Conoscevo la chirurgia necessaria in questi casi, sapevo che portava a una cicatrizzazione lunga, ignoravo invece il tempo che avevo a disposizione. Andai al tavolo e sfogliai il faldone in cerca di tempistiche e, in loro assenza, di un contatto, magari un numero telefonico. Quando ormai fui certo che non ci fosse nulla che potesse servirmi, il telefono nel corridoio squillò. Mi sentii in dovere di rispondere: lasciai la stanza con al centro Amadeo, dritto nella sua posizione contorta. Raggiunsi spedito la cornetta per poi stupirmi di trovarci dall’altro capo la voce distante.
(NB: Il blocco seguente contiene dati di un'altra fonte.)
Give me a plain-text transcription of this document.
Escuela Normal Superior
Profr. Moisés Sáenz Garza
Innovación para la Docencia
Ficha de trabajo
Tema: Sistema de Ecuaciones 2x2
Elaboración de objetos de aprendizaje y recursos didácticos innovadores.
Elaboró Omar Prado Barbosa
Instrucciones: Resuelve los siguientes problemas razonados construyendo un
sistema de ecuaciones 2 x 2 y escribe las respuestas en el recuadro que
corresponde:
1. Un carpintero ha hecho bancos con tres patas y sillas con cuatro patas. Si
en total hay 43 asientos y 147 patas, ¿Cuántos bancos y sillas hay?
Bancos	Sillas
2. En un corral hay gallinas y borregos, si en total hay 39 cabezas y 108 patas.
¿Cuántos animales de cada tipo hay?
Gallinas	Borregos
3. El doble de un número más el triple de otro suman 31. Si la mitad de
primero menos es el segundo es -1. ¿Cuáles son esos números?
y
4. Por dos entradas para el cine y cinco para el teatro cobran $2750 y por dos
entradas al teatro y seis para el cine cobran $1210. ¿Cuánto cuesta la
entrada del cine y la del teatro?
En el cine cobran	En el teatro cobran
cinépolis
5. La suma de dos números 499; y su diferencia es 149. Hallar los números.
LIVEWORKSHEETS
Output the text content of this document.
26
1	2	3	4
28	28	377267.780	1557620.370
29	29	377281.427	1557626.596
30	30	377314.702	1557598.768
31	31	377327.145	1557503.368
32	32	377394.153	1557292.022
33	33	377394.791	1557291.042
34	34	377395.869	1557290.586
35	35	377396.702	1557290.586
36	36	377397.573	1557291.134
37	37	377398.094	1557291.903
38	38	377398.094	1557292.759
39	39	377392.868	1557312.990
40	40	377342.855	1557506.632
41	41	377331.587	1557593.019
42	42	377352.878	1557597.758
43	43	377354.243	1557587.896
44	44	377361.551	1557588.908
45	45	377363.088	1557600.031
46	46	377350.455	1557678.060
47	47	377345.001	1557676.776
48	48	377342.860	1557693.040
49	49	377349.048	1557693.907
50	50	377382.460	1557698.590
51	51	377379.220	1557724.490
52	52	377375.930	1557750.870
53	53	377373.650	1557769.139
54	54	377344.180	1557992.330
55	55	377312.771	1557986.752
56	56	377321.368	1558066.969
Mi aveva anticipato come se mi avesse seguito attraverso i muri o attraverso il cielo tinto di un blu innaturale, che ora stavo un’altra volta guardando attraverso la finestra.

Chiesi e la voce mi intimò di fare presto perché c’era poco tempo. Quanto tempo, chiesi. Dapprima fu riluttante, poi, come se poco importasse se sapessi o non sapessi, mi disse di più. Scoprii che entro un mese il tipo della videocassetta, il politico, avrebbe dovuto tenere un discorso a reti unificate. Un messaggio che i suoi oppositori e i suoi compagni di partito non si aspettavano. O che invece attendevano, ma evitavano di parlarne con un pudore venato di paura e di fede. Aggiunse però che alcuni di loro si erano spogliati della fede, non della paura, come di una maglietta sporca, e reclamavano segretamente più candore. La voce aggiunse che, al suo posto, Amadeo avrebbe dovuto recitare altre parole davanti alle telecamere, e che no, non conosceva il testo, il copione, e che non gli interessava, ma di certo sarebbe stato un discorso solido perché non era il tempo di idee e di princìpi. Poi mi uscì una sciocchezza: cosa ne pensasse il politico di tutto questo. Al mio orecchio, prima che la voce riagganciasse, giunse un qualcosa fra il silenzio e un verso soffocato da una lastra di plexiglas.

Nello stesso momento in cui posai la cornetta, avvertii un respiro sopra la mia spalla sinistra. Mi voltai e Amadeo era lì, non so da quanto tempo, con un sorriso abbozzato. Nella mano destra, la sola libera, aveva due monete che infilò nella fessura del distributore causando l’uscita di un paio di lattine di cola. Le aprì entrambe e una me la porse. Pensai che un paziente non avrebbe dovuto offrire da bere al suo chirurgo, che sono cose che si fanno solo fra esistenze che scalpitano per diffondersi. Dopo mi chiese se mi sentivo utile. Tirai giù un sorso di cola e orrendamente risposi che tutti serviamo a qualcosa. Fece finta di niente e volle sapere del mio lavoro. Da quanto tempo operavo. Che ne facevo della carne in eccesso. Su cosa stessi lavorando in quel periodo. Gli raccontai che stavo mettendo giù qualcosa di sperimentale che agiva sul profondo, dalla pelle al sistema nervoso, da fuori per il dentro. Amadeo sorrise. Un procedimento, continuai, che modificava il volto per cambiare i pensieri del paziente, anche il suo carattere, anche la personalità, la persona. Sciorinai dati e risultati e di tanto in tanto Amadeo mi diceva distratto: è molto bravo in quello che fa. E io continuavo, anche se la conversazione iniziava a languire, cercando di allontanare quell’attimo che chiamiamo “senza speranze”. Arrivò comunque e ci ritrovammo entrambi, silenziosi, a osservare attraverso la finestra l’imbrunire. Poi Amadeo disse che finalmente non c’era più nessuno dall’altra parte, e continuava a guardare in alto. Gli chiesi cosa intendesse. Credo che fra qualche anno, disse, non ci sarà più bisogno di noi. Qualcuno, o qualcosa per quel qualcuno, osserverà la persona che non gli piace, che dice cose che non vanno bene. Magari attraverso uno schermo, come quello della televisione, magari attraverso il cielo, come adesso. E un attimo dopo, grazie a qualche magia o a calcolatori che ora ignoriamo, il politico, il giornalista o il magistrato, il non gradito insomma, dirà cose che non avrebbe mai affermato. Non potrà farci nulla, come preso da altre volontà. Arrivati a quel punto…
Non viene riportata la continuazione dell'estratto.